Global air cargo demand was up 3.4% year on year in 2025, with international traffic rising by 4.2%, according to the latest data from the International Air Transport Association (IATA).
IATA director general, Willie Walsh, described this as a “strong performance,” driven largely by continued growth in e-commerce.
According to IATA, full-year cargo yields fell 1.5% year on year, marking the smallest drop in three years, and remaining 37.2% above 2019 levels.
Air cargo performance in 2025 varied sharply by region.
Asia-Pacific airlines recorded the strongest growth with demand up 8.4% year on year and capacity rising 7.4%, IATA data showed.
African carriers also posted solid results, with demand increasing 6.0%, while Europe and Latin America saw modest full-year demand growth of 2.9% and 2.3%, respectively,
Middle Eastern carriers saw modest annual demand growth of 0.3%. North America was the only region to see a decline, with demand down 1.3% in 2025.

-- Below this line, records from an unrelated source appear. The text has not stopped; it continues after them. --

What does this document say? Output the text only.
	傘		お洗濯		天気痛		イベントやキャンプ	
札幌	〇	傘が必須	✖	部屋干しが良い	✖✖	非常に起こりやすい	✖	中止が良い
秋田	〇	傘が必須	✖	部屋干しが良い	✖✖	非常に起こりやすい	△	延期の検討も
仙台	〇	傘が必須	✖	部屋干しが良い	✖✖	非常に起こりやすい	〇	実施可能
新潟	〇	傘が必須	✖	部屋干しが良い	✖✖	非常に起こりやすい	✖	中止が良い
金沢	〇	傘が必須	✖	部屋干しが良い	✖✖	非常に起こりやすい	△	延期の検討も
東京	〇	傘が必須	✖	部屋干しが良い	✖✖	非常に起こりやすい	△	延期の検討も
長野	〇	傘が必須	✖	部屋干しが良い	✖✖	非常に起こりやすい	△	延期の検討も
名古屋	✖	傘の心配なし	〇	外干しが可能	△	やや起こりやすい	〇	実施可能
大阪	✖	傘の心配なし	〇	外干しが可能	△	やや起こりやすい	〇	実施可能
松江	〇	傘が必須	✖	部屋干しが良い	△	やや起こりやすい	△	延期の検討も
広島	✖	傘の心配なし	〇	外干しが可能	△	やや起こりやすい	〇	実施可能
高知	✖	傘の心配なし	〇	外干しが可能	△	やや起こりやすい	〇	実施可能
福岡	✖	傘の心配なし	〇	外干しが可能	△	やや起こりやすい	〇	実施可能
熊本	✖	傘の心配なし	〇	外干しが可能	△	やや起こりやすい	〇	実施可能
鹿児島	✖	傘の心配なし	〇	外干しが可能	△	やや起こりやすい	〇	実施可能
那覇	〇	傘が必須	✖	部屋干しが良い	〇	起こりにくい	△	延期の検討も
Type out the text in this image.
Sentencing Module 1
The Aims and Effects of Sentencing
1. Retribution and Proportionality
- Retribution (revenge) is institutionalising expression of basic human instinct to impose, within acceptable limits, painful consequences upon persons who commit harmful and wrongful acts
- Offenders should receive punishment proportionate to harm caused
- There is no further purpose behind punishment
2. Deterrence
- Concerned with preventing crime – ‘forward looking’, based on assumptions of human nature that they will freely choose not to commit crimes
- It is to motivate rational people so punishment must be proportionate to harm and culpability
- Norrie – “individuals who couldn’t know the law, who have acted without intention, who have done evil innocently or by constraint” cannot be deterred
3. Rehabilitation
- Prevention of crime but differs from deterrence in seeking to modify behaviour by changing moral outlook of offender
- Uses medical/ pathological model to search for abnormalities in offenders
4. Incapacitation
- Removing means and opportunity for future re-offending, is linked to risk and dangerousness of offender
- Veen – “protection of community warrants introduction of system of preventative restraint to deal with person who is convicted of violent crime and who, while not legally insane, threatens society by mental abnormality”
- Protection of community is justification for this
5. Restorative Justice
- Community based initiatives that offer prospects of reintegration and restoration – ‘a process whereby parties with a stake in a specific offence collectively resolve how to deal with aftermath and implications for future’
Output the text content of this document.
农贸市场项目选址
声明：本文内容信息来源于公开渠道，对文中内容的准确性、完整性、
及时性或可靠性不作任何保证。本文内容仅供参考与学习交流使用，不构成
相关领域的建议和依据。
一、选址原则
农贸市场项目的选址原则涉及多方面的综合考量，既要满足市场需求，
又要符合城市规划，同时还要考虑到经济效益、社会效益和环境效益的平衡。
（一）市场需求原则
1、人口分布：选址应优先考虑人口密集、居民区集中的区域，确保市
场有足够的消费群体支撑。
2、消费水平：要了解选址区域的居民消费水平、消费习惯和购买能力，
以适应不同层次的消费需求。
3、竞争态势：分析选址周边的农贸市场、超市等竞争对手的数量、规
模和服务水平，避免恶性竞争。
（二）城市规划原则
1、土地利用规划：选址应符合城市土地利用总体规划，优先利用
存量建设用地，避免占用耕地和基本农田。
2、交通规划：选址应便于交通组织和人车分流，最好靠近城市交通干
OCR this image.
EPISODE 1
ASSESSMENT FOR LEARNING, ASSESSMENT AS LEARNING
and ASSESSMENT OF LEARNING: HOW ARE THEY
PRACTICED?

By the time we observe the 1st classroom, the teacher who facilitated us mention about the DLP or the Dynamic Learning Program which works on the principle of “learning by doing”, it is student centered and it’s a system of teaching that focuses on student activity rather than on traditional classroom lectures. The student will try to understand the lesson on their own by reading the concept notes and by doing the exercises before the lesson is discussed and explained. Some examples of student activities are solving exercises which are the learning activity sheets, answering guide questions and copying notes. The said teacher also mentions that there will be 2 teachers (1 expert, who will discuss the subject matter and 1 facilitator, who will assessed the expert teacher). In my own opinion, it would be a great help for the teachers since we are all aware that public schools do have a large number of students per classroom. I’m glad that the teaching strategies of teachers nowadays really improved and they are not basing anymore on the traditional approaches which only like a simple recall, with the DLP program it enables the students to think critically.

Additionally, 2025 trade lane data showed “a clear shift” in global air cargo flows from Asia–North America to Asia–Europe, which IATA attributed to tariff pressures and the removal of the US de minimis exemption. Within Asia, and the Middle East–Asia corridor also recorded strong growth, IATA noted.
“Global e-commerce strength drove volumes, even as trading relationships with the US faced rising tariffs, the removal of de minimis tariff exemptions, and continuing policy uncertainty,’ said Walsh.
IATA said it expects moderate growth of 2.4% in 2026, in line with historical trends.
“Whatever trading patterns emerge, we can be confident that reliance on air cargo to keep global supply chains running will remain, with carriers responding to the challenge by deploying capacity and designing their networks for optimum flexibility,” Walsh added.
In 2025, the Asia-Pacific region accounted for 35.9% of cargo traffic in tonne-kilometres, followed by North America (24.5%), Europe (21.4%), , Middle East (13.2%), Latin America and Caribbean (2.9%) and Africa (2.1%).